Who really knows for certain - it would explain a lot of how Matt made it through so much despite the popular opinion he wasn't good in the role. From what I gather - that cast felt a lot of heat from Mr. Laurents, so who knows what exactly happened or didn't happen at the Palace.
EDIT: It's sort of ironic because didn't many people on this board speculate that Arthur may or may not have had a thing for Matt?
These words of Jesse Green from that article are the truest things anyone's ever said about Arthur:
"What's sad is that he never connected the dots between his meanness and people's dislike of him. He didn't think he was mean. He called it truth telling--but only when it came from him. From anyone else, it was betrayal."
Is this news to anybody? Reidel's acting like he can finally "reveal" this when he all but said it in his columns about the problems plaguing the show at the time.
Exactly, Somethingwicked. I have no inside knowledge whatsoever but I feel like Riedel had already said this throughout the run of WEST SIDE STORY, or at least *highly* implied it. He probably just wanted to repeat it. The psychological games Riedel refers to sound crazy though, not sure how Cavenaugh was implicated in this or if there was anything coming from his part but I feel bad for him and his wife.
There was a profile of Laurents (not from Riedel, from another major periodical) around the time of the revival which all but flat-out said Matt and Laurents were having a thing by implication. My guess is Matt played the game for as long as he could until he'd cashed enough checks to pay for the wedding. After that, the old twat could go to hell.

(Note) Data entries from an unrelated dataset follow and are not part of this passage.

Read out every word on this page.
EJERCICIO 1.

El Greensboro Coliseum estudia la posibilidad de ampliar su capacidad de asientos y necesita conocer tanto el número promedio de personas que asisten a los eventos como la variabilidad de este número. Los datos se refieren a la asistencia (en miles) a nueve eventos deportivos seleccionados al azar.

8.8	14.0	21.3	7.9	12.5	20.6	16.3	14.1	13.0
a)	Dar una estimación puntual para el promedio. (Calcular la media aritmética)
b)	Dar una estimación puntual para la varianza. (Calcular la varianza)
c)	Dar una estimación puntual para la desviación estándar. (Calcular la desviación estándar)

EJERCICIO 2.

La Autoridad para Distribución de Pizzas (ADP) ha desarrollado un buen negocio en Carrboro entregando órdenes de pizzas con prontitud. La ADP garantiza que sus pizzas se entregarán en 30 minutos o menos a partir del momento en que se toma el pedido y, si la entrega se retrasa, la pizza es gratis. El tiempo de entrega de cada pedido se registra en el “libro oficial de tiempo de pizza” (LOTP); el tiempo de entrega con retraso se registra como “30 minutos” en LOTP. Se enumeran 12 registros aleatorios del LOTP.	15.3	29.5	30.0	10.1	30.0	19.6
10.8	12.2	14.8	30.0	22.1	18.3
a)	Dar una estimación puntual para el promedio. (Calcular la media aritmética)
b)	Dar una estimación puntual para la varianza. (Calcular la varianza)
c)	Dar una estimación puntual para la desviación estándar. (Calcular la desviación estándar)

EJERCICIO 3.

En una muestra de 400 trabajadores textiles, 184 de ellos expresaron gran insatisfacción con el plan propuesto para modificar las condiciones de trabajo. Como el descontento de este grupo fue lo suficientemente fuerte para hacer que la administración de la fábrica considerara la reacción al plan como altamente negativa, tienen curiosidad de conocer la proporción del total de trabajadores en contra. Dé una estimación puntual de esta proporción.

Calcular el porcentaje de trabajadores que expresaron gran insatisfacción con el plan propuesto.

I agree with somethingwicked. I can't imagine this really being news to anyone. And Laurents has been dead for some time. Why is Riedel just "reporting" this now? Slow news day?
PalJoey that was the one quote that made an impression in Riedel's piece to me. Obviously I never knew the man, but that's what really does bug me about Laurents' bitching in his various books and quotes. It's one thing to know you're being a bitch, and to own that persona (something Riedel doesn't do himself--with all the times he'll say something and then backtrack about how much he still admires the person), but Laurents genuinely seemed to believe that he was merely there as the wise truth teller, and that people who disliked him simply weren't authentic enough to themselves to handle that truth. Blah.
Laurents was not a nice man, ever. It was largely because of the way he treated her father when they wrote Do I Hear a Waltz? that Mary Rodgers loathed him. But loathsome or not, Gypsy is still the best book for a musical, ever.
It seemed like 'common knowledge' here (If I remember correctly someone once said that Arthur Laurents turned his back on Matt Cavenaugh because Matt Cavenough wouldn't turn his back on Arthur Laurents).
But to have it actually reported in an article is quite interesting.
Riedel and the gossips are using the phrase "fell in love" melodramatically.
The very idea of Arthur "falling in love" with an actor in one of his shows is just plain silly to anyone who's ever known the man. Arthur had his favorites and his enemies (who were often yesterday's favorites), but he didn't "fall in love" with his favorites.
The rest of the stuff is true however: the mind games, the power games, the freezing out. But "fell in love"? It's a stupid thing to say about Arthur Laurents.
As Shakespeare has Claudius say of Hamlet: "Love? His affections do not that way tend."
Arthur's affections did not "tend" toward falling in love with actors.